A new study examined the performance of oil and natural gas investments in the two largest public employee pension funds in four states: Michigan, Missouri, Ohio and Pennsylvania. The oil and gas investments had returns between 41 percent and 49 percent from 2005 - 2009, while the funds’ non-oil and gas investments had returns between 10 percent and 17 percent. And the gains are not just enjoyed by a select few – these funds account for between 50 percent and 89 percent of the total membership and total assets of all public employee pension programs in these states.

The Obama administration’s 2012 budget proposes almost $90 billion in new taxes for the U.S. oil and natural gas industry. These taxes will hurt ordinary Americans and public employees, and the energy industry already pays one of the highest effective income tax rates in the country. About 44 percent of every dollar earned by oil and gas companies goes to income taxes, while retailers pay about 33 percent.

Caricatures shouldn’t be the basis for government policy. In reality, energy profits have not been excessive compared to other industries, are plowed back into exploration, and benefit ordinary Americans. Congress and the Obama administration shouldn’t impose higher taxes or other sanctions on the industry. Instead, they should eliminate barriers to oil production, helping consumers at the pump.

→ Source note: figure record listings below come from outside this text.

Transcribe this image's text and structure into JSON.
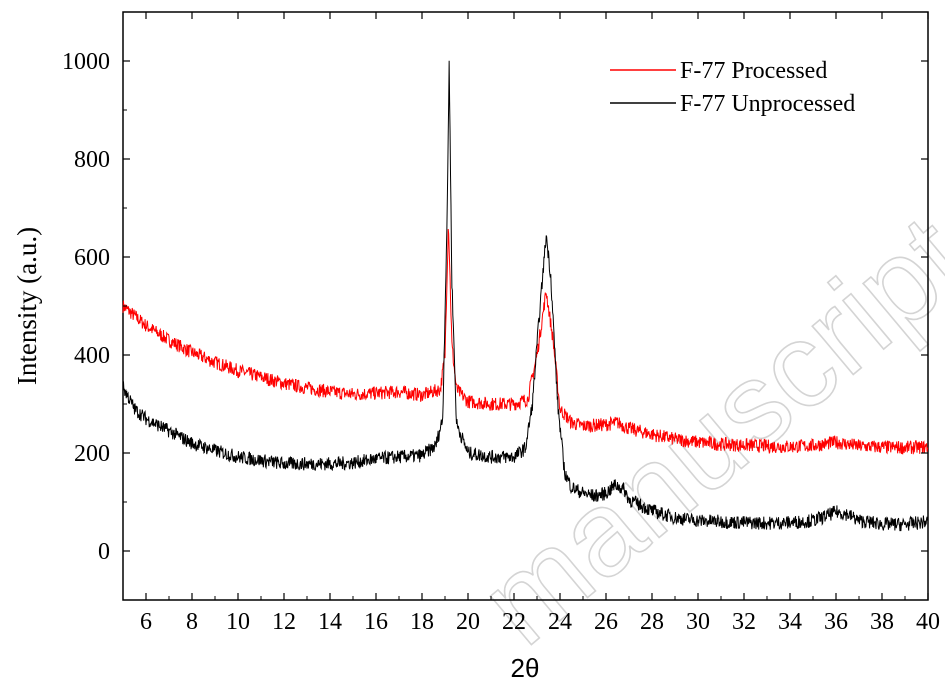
{
  "watermark": "manuscript",
  "chart_data": {
    "type": "line",
    "xlabel": "2θ",
    "ylabel": "Intensity (a.u.)",
    "xlim": [
      5,
      40
    ],
    "ylim": [
      -100,
      1100
    ],
    "xticks": [
      6,
      8,
      10,
      12,
      14,
      16,
      18,
      20,
      22,
      24,
      26,
      28,
      30,
      32,
      34,
      36,
      38,
      40
    ],
    "yticks": [
      0,
      200,
      400,
      600,
      800,
      1000
    ],
    "legend_position": "top-right",
    "series": [
      {
        "name": "F-77 Processed",
        "color": "#ff0000",
        "points": [
          [
            5.0,
            500
          ],
          [
            6.0,
            460
          ],
          [
            7.0,
            430
          ],
          [
            8.0,
            405
          ],
          [
            9.0,
            385
          ],
          [
            10.0,
            368
          ],
          [
            11.0,
            355
          ],
          [
            12.0,
            342
          ],
          [
            13.0,
            333
          ],
          [
            14.0,
            325
          ],
          [
            15.0,
            320
          ],
          [
            16.0,
            322
          ],
          [
            17.0,
            325
          ],
          [
            18.0,
            318
          ],
          [
            18.8,
            330
          ],
          [
            19.0,
            400
          ],
          [
            19.15,
            675
          ],
          [
            19.3,
            420
          ],
          [
            19.5,
            330
          ],
          [
            20.0,
            305
          ],
          [
            21.0,
            300
          ],
          [
            22.0,
            300
          ],
          [
            22.6,
            310
          ],
          [
            23.0,
            400
          ],
          [
            23.4,
            530
          ],
          [
            23.7,
            430
          ],
          [
            24.0,
            290
          ],
          [
            24.5,
            262
          ],
          [
            25.0,
            255
          ],
          [
            26.0,
            258
          ],
          [
            26.5,
            262
          ],
          [
            27.0,
            250
          ],
          [
            28.0,
            238
          ],
          [
            29.0,
            228
          ],
          [
            30.0,
            222
          ],
          [
            31.0,
            218
          ],
          [
            32.0,
            216
          ],
          [
            33.0,
            214
          ],
          [
            34.0,
            213
          ],
          [
            35.0,
            215
          ],
          [
            36.0,
            222
          ],
          [
            36.5,
            218
          ],
          [
            37.0,
            214
          ],
          [
            38.0,
            212
          ],
          [
            39.0,
            211
          ],
          [
            40.0,
            212
          ]
        ]
      },
      {
        "name": "F-77 Unprocessed",
        "color": "#000000",
        "points": [
          [
            5.0,
            335
          ],
          [
            5.5,
            290
          ],
          [
            6.0,
            270
          ],
          [
            7.0,
            245
          ],
          [
            8.0,
            220
          ],
          [
            9.0,
            205
          ],
          [
            10.0,
            192
          ],
          [
            11.0,
            185
          ],
          [
            12.0,
            178
          ],
          [
            13.0,
            178
          ],
          [
            14.0,
            178
          ],
          [
            15.0,
            180
          ],
          [
            16.0,
            188
          ],
          [
            17.0,
            192
          ],
          [
            18.0,
            195
          ],
          [
            18.6,
            215
          ],
          [
            18.9,
            270
          ],
          [
            19.1,
            700
          ],
          [
            19.18,
            1000
          ],
          [
            19.3,
            550
          ],
          [
            19.5,
            260
          ],
          [
            20.0,
            200
          ],
          [
            21.0,
            192
          ],
          [
            22.0,
            192
          ],
          [
            22.5,
            210
          ],
          [
            22.8,
            300
          ],
          [
            23.1,
            480
          ],
          [
            23.4,
            645
          ],
          [
            23.6,
            560
          ],
          [
            23.9,
            300
          ],
          [
            24.2,
            160
          ],
          [
            24.5,
            130
          ],
          [
            25.0,
            118
          ],
          [
            25.5,
            112
          ],
          [
            26.0,
            118
          ],
          [
            26.4,
            135
          ],
          [
            26.8,
            125
          ],
          [
            27.0,
            105
          ],
          [
            28.0,
            82
          ],
          [
            29.0,
            68
          ],
          [
            30.0,
            62
          ],
          [
            31.0,
            60
          ],
          [
            32.0,
            58
          ],
          [
            33.0,
            57
          ],
          [
            34.0,
            58
          ],
          [
            35.0,
            62
          ],
          [
            35.5,
            70
          ],
          [
            36.0,
            80
          ],
          [
            36.5,
            75
          ],
          [
            37.0,
            62
          ],
          [
            38.0,
            55
          ],
          [
            39.0,
            54
          ],
          [
            40.0,
            60
          ]
        ]
      }
    ]
  }
}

– Lawrence J. McQuillan, Pacific Research Institute, via email

Both sides of Tipton’s mouth

Dear Congressman Scott Tipton:

Greetings from Colorado. Thank you for serving the people of Southwest Colorado. Recently, I received a glossy, four-page mailing from your office. The topic of the taxpayer-funded mailing was Social Security and how you are committed to seniors and the accrued benefits they have vested with the U.S. over many years working and paying tax. Curiously, I see a disconnect between your statements and your actions.

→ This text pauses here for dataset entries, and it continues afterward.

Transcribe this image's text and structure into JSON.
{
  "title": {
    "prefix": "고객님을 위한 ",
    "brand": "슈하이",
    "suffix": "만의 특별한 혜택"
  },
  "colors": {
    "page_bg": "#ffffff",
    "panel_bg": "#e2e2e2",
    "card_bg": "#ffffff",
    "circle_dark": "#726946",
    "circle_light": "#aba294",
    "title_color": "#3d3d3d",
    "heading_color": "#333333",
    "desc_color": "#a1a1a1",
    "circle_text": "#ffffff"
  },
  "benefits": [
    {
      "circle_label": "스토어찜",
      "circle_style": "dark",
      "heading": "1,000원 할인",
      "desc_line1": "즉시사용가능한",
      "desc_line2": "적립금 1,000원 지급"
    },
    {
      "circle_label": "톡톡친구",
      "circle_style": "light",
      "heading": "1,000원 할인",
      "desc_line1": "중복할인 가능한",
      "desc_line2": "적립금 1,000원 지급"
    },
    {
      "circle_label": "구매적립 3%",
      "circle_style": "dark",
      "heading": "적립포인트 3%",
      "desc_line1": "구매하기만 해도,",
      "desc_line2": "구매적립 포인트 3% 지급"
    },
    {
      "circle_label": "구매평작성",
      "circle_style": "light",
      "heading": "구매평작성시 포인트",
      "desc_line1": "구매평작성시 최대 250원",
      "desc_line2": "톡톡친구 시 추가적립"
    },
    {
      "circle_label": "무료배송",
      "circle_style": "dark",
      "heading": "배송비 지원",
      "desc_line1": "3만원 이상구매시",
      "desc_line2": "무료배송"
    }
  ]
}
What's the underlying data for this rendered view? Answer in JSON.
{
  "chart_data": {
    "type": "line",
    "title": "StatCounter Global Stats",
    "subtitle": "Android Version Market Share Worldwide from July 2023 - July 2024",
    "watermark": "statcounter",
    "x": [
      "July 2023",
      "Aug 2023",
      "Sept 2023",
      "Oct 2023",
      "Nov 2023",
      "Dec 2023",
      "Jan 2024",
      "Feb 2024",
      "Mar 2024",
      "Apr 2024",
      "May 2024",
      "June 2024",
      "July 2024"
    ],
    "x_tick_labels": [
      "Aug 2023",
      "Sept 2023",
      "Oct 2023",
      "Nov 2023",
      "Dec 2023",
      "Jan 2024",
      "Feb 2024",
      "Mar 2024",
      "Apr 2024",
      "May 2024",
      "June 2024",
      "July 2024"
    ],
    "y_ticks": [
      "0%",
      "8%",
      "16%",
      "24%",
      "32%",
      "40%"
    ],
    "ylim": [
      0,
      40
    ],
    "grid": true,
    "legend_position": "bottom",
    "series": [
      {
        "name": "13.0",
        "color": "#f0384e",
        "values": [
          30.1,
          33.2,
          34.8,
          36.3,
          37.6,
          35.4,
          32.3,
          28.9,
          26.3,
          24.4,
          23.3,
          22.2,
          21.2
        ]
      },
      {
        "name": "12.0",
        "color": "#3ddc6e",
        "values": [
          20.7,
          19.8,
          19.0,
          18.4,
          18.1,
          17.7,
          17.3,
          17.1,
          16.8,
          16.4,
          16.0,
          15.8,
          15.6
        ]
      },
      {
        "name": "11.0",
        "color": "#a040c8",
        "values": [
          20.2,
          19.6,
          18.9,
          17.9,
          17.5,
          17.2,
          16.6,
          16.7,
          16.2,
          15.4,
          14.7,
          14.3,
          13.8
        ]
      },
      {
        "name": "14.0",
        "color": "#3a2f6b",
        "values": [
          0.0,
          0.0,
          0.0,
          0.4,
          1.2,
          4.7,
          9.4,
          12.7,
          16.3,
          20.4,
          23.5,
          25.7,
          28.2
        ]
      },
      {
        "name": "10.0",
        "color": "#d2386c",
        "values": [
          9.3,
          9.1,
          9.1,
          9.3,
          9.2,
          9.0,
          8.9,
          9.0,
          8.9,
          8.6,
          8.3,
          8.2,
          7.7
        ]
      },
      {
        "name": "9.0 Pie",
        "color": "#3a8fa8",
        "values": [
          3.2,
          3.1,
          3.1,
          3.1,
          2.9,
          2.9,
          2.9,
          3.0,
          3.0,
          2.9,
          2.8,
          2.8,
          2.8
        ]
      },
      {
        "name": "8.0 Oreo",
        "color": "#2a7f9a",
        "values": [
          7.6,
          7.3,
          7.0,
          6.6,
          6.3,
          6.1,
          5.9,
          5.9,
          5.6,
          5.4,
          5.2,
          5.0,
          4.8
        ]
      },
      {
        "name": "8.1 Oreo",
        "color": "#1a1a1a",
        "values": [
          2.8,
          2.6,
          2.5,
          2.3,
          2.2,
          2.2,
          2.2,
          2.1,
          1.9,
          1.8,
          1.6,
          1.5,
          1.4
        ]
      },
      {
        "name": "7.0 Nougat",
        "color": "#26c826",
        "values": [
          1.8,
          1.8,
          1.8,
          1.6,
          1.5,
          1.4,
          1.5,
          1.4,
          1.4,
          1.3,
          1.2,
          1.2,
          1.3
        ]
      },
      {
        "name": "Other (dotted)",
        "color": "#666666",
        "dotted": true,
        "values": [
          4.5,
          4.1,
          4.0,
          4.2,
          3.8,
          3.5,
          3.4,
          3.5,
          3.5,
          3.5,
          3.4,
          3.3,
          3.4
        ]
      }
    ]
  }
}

Your mailing mentions that we, the American people, have a “spending crisis” that threatens the stability of the accrued benefits. You represent the party and the philosophy that created the “spending crisis.” You and your party support tax cuts for corporations and wealthy individuals. How can you proclaim an affinity for preserving accrued benefits and vote to put those benefits at risk by promoting policies that are detrimental to those programs? My expectations for leadership involve much more than regurgitating party lines and rhetoric of partisanship.

You write that a bipartisan approach is needed to resolve the issue and in the next paragraph attack the U.S. Senate for bringing their ideas to the discussion. I am asking you to stand by the people who have funded the benefits over their working years, yes, they worked for the same corporations and businesses and made those entities profitable. Take some leadership for the people of your district, Sir.

– Sincerely, Will Parallel, Durango

Churning out tax dollars

To the Editors,  

Some members of Congress are proposing a tax on stock transactions. Such a tax would have very little impact on most of those buying and selling stocks because of proposed tax limitations on ordinary transactions.

A stock transactions tax would incur extra costs mostly to those who are speculating by perpetually buying and selling the same stocks multiple times a day. It’s what’s known as “churning.” Those engaged in that practice usually turn a small profit on each transaction, but make many millions on sheer weight of trading volume. I fail to see how churning benefits anyone but the speculators.

Even though a stock transactions tax, as has been proposed, would be .0025 percent, it would have negligible effect on most investors. It’s estimated that a stock transactions tax would generate about $50 to $100 billion dollars a year in tax revenue – no small piece of change!

It would be nice to see such additional revenue go toward payment of our national debt instead of into the pockets of Wall Street speculators.